Following the Abbasid overthrow of the Umayyad Caliphate in 750 AD, the Sindh became independent. The Sindh foiled two invasions by the Abbasid in 769 and 785 AD. Between the invasions, the Abbasid launched a number of naval sorties along the coast of Sindh.
At its core, the Sindh army retained something of its former organization with auxiliaries supplied by Hindu troops. The Arab Indian has ‘tropical’ as their home terrain and it is in this terrain that all three battles will take place.
Wood flanking their left, the Arab Indian deploy in two lines with their cavalry formed in the second. Light troops have secured the wood and from this position they will harass the Abbasid right. The Abbasid have formed an extended line with their cavalry taking a position on the open left flank.
The Abbasid bring their cavalry into action on the left forcing the Arab Indian to contract their line. Abbasid spear advance steadily while the light troops of both sides are now actively engaged on the right. Casualties are light on both sides (1 – 1) as the battle progresses in earnest.
The Abbasid advance now becomes fragmented as Arab resistance stiffens and isolated battles now take the place of formed lines. Fighting from interior lines, the Arab Indian rapidly set reserve cavalry into action; these shift the battle in their favour. Score 4 – 2 for the Arab Indian.
Using a wood and river to protect their left flank, the Abbasid deploy in a standard formation with all their heavy cavalry in reserve behind the infantry spear and archers. The Arab Indian adapts a similar formation with their heavy cavalry supporting their left and right wing.
With archers deployed in each battle line, the advance becomes slow and steady.
Arab Indian archery has a devastating effect as they bring down the entire Abbasid bow. This sets a critical moment for the Abbasid as casualties mount faster than they can develop their battle.
Desperate charges by the Abbasid had little effect than deliver more opportunity for the Arab Indian. Calling for a general retreat the Abbasid left the field. Score 5 – 1 for the Arab Indian.
The open ground between river and wood offered minimal room to deploy effectively and so the Abbasid deployed a light skirmishing force on the right bank to harass the Arab Indian approach.
The wood, situated on the Abbasid left become hotly contested with the Mutatawwiá fighting at 1 to 2 odds. The main battle lines approach slowly as both sides archers were trying to find their mark. The Abbasid troops on the opposite bank were having their intended effect as Arab Indian troops were sent to cover any intended crossing.

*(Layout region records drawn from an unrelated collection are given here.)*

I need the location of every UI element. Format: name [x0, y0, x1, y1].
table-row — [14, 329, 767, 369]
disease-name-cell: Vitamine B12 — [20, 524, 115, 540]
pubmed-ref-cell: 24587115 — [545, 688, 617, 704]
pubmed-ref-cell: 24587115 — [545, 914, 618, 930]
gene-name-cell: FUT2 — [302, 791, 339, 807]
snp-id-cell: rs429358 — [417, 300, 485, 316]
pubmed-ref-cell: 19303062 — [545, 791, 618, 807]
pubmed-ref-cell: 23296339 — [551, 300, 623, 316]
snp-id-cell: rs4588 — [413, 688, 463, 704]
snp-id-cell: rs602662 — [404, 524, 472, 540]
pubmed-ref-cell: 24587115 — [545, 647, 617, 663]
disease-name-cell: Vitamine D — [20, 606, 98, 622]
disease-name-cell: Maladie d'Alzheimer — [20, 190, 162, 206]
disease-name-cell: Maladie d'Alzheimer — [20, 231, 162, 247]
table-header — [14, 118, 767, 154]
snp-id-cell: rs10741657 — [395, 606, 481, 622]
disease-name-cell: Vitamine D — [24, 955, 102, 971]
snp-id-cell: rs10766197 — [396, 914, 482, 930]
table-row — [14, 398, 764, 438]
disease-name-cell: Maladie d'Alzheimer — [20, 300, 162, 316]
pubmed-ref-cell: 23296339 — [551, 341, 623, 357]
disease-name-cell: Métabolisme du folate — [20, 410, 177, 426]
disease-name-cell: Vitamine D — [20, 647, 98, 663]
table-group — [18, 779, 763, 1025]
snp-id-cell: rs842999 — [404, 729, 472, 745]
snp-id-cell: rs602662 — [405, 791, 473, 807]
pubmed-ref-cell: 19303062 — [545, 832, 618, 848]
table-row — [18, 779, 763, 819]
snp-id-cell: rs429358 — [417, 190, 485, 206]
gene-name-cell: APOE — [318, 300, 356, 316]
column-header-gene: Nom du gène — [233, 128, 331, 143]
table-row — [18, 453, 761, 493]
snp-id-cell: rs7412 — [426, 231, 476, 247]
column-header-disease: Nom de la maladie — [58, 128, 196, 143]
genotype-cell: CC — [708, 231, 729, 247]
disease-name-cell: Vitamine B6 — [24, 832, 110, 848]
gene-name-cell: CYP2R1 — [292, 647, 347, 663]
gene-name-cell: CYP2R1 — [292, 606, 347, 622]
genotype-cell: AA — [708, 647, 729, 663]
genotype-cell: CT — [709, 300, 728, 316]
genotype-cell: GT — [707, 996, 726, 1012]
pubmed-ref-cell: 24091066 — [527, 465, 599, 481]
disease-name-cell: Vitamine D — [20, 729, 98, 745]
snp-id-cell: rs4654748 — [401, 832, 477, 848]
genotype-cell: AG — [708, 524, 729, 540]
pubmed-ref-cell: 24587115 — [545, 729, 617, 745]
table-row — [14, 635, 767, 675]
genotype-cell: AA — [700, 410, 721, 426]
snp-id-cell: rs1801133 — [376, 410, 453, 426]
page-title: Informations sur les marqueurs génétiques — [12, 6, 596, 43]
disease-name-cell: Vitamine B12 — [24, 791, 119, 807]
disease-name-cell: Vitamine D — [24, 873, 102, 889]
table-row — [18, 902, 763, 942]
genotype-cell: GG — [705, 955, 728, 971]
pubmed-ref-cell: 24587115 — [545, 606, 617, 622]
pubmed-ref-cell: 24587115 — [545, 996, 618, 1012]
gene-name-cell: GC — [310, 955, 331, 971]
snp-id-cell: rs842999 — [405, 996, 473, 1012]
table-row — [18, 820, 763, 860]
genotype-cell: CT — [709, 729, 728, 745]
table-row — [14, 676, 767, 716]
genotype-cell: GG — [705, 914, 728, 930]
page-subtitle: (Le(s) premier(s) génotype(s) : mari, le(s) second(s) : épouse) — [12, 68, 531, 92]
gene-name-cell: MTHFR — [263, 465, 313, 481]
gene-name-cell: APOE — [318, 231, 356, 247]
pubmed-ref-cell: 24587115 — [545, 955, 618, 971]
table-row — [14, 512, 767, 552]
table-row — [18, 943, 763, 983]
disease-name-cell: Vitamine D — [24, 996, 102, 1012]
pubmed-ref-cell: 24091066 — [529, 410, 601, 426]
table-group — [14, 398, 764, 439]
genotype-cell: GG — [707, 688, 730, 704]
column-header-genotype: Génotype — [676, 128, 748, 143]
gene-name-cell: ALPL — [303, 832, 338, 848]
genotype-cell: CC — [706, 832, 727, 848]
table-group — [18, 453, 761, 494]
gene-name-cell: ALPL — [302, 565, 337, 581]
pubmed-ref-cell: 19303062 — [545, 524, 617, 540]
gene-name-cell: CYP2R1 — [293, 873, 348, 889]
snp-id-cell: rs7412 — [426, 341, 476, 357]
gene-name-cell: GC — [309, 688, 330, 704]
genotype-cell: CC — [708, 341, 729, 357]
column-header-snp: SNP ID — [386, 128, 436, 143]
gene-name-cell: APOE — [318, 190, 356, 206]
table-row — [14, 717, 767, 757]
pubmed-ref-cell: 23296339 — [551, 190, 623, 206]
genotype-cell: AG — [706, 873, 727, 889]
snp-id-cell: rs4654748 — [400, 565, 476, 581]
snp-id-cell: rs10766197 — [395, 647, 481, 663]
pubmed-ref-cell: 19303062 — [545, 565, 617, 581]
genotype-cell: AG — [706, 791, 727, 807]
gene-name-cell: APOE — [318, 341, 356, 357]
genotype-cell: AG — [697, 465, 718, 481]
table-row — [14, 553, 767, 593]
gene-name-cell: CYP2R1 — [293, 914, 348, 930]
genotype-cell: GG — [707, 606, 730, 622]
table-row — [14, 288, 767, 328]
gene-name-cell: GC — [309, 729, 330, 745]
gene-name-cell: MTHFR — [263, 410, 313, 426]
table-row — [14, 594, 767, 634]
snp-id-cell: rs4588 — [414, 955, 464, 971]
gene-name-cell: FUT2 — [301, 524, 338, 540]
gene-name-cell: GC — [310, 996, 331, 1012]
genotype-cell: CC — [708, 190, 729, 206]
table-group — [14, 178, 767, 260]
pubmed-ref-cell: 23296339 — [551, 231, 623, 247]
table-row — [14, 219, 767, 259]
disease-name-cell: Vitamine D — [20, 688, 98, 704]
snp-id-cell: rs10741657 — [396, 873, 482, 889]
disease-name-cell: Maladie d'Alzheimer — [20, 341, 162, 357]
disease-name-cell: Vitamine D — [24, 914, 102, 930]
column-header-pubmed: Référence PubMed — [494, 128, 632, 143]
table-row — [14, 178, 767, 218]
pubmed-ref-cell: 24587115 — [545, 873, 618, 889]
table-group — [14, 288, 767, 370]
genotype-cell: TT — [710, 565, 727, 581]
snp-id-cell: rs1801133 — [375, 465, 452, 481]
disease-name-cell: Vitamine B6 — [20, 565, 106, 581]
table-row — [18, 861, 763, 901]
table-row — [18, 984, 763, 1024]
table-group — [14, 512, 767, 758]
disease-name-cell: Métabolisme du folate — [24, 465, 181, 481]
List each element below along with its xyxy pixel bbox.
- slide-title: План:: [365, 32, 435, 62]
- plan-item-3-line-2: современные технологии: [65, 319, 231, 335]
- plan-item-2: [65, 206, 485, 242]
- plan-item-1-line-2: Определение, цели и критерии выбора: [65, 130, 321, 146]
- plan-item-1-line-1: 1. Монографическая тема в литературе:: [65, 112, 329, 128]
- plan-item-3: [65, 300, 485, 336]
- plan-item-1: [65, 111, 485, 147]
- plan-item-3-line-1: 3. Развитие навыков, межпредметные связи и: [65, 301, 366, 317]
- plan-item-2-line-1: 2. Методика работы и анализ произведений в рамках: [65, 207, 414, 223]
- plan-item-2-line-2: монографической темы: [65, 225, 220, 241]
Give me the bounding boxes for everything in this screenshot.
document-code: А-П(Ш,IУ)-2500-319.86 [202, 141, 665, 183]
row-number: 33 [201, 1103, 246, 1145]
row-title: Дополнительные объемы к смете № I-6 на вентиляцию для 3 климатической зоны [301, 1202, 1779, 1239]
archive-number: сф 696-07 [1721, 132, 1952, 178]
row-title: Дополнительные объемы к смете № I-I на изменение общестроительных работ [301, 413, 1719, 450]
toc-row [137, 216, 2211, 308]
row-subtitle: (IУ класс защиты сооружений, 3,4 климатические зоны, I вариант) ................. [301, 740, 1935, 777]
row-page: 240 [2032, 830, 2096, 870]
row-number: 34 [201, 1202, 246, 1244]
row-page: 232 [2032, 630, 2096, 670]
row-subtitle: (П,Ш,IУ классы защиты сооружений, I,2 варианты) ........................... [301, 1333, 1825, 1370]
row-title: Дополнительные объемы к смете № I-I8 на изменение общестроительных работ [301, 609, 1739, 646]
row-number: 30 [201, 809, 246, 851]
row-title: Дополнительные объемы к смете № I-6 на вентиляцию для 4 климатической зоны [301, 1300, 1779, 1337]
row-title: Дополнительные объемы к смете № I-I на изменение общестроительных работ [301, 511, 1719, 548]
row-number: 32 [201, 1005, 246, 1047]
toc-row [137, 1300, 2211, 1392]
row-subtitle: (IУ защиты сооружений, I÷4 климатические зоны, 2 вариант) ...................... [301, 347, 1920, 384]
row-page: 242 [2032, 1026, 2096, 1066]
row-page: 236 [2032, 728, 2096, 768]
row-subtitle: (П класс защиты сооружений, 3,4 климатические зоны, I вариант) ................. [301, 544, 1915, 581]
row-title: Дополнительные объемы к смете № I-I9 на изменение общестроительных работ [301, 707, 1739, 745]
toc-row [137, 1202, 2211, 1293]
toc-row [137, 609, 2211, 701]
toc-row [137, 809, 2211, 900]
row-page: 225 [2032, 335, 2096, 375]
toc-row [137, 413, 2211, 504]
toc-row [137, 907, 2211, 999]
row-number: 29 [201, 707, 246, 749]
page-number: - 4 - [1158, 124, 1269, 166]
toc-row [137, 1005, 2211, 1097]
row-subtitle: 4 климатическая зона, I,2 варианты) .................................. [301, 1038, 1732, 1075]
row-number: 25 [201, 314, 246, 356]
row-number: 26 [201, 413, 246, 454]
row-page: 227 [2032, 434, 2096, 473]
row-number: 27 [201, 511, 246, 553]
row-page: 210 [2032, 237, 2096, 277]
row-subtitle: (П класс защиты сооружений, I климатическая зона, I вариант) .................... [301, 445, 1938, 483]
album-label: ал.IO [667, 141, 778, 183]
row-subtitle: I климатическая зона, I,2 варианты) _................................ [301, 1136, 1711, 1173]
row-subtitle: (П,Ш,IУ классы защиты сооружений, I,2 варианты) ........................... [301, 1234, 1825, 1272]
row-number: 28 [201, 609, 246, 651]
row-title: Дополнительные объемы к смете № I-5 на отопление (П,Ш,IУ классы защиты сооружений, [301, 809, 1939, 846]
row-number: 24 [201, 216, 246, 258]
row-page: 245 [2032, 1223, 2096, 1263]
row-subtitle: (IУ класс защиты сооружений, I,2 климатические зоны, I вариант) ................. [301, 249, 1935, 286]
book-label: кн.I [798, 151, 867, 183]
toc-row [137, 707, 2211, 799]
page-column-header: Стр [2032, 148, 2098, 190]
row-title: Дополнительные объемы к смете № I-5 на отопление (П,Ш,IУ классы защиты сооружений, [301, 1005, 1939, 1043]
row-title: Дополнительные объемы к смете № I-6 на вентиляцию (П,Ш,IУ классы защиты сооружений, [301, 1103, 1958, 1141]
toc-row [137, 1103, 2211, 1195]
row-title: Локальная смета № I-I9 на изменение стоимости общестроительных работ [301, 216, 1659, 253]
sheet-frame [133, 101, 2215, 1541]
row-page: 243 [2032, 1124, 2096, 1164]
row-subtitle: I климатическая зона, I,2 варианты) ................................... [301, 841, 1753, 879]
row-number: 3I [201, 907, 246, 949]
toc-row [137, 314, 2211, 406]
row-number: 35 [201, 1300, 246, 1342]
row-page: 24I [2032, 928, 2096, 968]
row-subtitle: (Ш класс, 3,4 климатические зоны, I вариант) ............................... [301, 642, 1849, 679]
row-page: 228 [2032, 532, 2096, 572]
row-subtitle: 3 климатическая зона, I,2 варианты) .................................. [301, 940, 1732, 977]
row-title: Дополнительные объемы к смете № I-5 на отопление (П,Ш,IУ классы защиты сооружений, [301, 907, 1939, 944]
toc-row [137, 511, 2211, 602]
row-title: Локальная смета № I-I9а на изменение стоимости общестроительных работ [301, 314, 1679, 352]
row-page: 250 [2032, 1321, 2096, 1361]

With their attention diverted the activity across the river, the Abbasid launched a coordinated attack by their spear and heavy cavalry. Arab Indian resistance crumbled as their archers were struck down leaving gaping holes and exposed flanks, ending the battle in a decisive victory for the Abbasid. Score 6 – 3 for the Abbasid.
III/38 Arab Indian 751 – 1206 AD
1 x 1 x General (Cv), 3 x Arab cavalry (Cv), 2 x Arab spearmen (Sp), 2 x Arab archers (3/4Bw), 2 x Hindu archers (3Bw), 1 x Hindu javelinmen (Ps), 1 x Hindu swordsmen (3Bd).